Jim Betts of Winthrop, Maine, did all the right things to prepare for a simple but comfortable retirement. The former claims adjudicator worked hard, saved money and lived within his means. However, the 66-year-old may spend the remainder of his golden years living in poverty. Why?

He needs to breathe.


Betts, who suffers from severe asthma, is one of millions of older Americans who are at risk of losing access to vital health coverage if Republican leaders in Congress have their way.

In the latest effort to dismantle the Affordable Care Act, Senate Republicans pushed the Graham-Cassidy-Heller-Johnson (GCHJ) bill that would have gutted Medicaid and allowed insurance companies to penalize seniors for being old and individuals with pre-existing conditions for being sick. The bill would have also cut $215 billion to state funding, forcing states to cover less people or provide fewer services.   

If this isn’t bad enough, House leaders have also unveiled a budget proposal that would switch Medicare into something more like a voucher program and make additional cuts to Medicaid.

Medicaid and Medicare both play an important role in helping Betts and other older Americans live in dignity when they can no longer work.

Without Medicare, Betts would have to pay $2,600 a month out of pocket to cover the monthly injections that help him breathe comfortably. His wife Marty, who has multiple sclerosis, is also at risk of losing access to her health insurance under the GOP’s health care proposals.

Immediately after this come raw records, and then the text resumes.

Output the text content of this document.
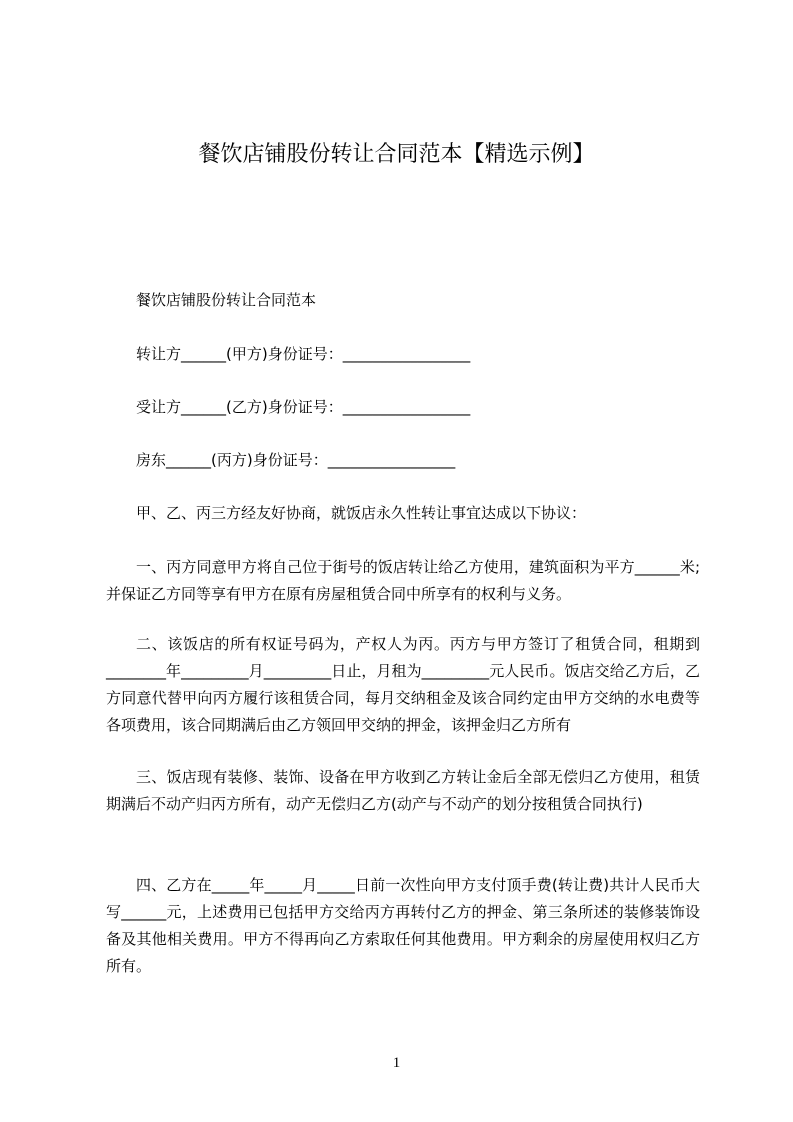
餐饮店铺股份转让合同范本【精选示例】
餐饮店铺股份转让合同范本
转让方______(甲方)身份证号：_________________
受让方______(乙方)身份证号：_________________
房东______(丙方)身份证号：_________________
甲、乙、丙三方经友好协商，就饭店永久性转让事宜达成以下协议：
一、丙方同意甲方将自己位于街号的饭店转让给乙方使用，建筑面积为平方______米;并保证乙方同等享有甲方在原有房屋租赁合同中所享有的权利与义务。
二、该饭店的所有权证号码为，产权人为丙。丙方与甲方签订了租赁合同，租期到________年_________月_________日止，月租为_________元人民币。饭店交给乙方后，乙方同意代替甲向丙方履行该租赁合同，每月交纳租金及该合同约定由甲方交纳的水电费等各项费用，该合同期满后由乙方领回甲交纳的押金，该押金归乙方所有
三、饭店现有装修、装饰、设备在甲方收到乙方转让金后全部无偿归乙方使用，租赁期满后不动产归丙方所有，动产无偿归乙方(动产与不动产的划分按租赁合同执行)
四、乙方在_____年_____月_____日前一次性向甲方支付顶手费(转让费)共计人民币大写______元，上述费用已包括甲方交给丙方再转付乙方的押金、第三条所述的装修装饰设备及其他相关费用。甲方不得再向乙方索取任何其他费用。甲方剩余的房屋使用权归乙方所有。
1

“I envision being pretty close to poverty without Medicare,” says Betts. “We live very tight. If you take away Medicare and hand me a voucher instead, the private policies will never cover what Medicare does. The copays and the deductibles would be astronomical.”

Sadly, Betts and his wife won’t be the only ones facing this financial strain. Retirement insecurity is growing among our aging population as wealthy corporations continue to chip away at their employee benefits and eliminate their pension plans.

According the National Institute on Retirement Security, 62 percent of working households age 55-64 have retirement savings less than one times their annual income, which is far below what they will need to maintain their standard of living in retirement.

Cutting Medicare and Medicaid would worsen the retirement crisis for the millions of seniors  already experiencing it and force many more into poverty.

Medicaid is the primary payer for more than 60 percent of nursing home residents. The median cost for this long-term care is $90,000 per year—which the majority of Americans could never afford.

Many older Americans would have to rely on financial support from their adult children who already struggle with the expenses of raising their own families and aren’t saving enough for retirement. This would fuel an ongoing cycle of retirement poverty.

Ten thousand Baby Boomers turn 65 every day and the number of seniors living in poverty is on the rise, making it critical that Congress remembers cutting Medicare and Medicaid will have a devastating impact on our economy. These vital insurance programs are the only buffer between millions of Americans and poverty.  Our country cannot afford to take away the health security of our parents and grandparents who spent a lifetime caring for us. 

Eileen Kirlin is a SEIU Retiree Advisory Council chair and retired executive vice president.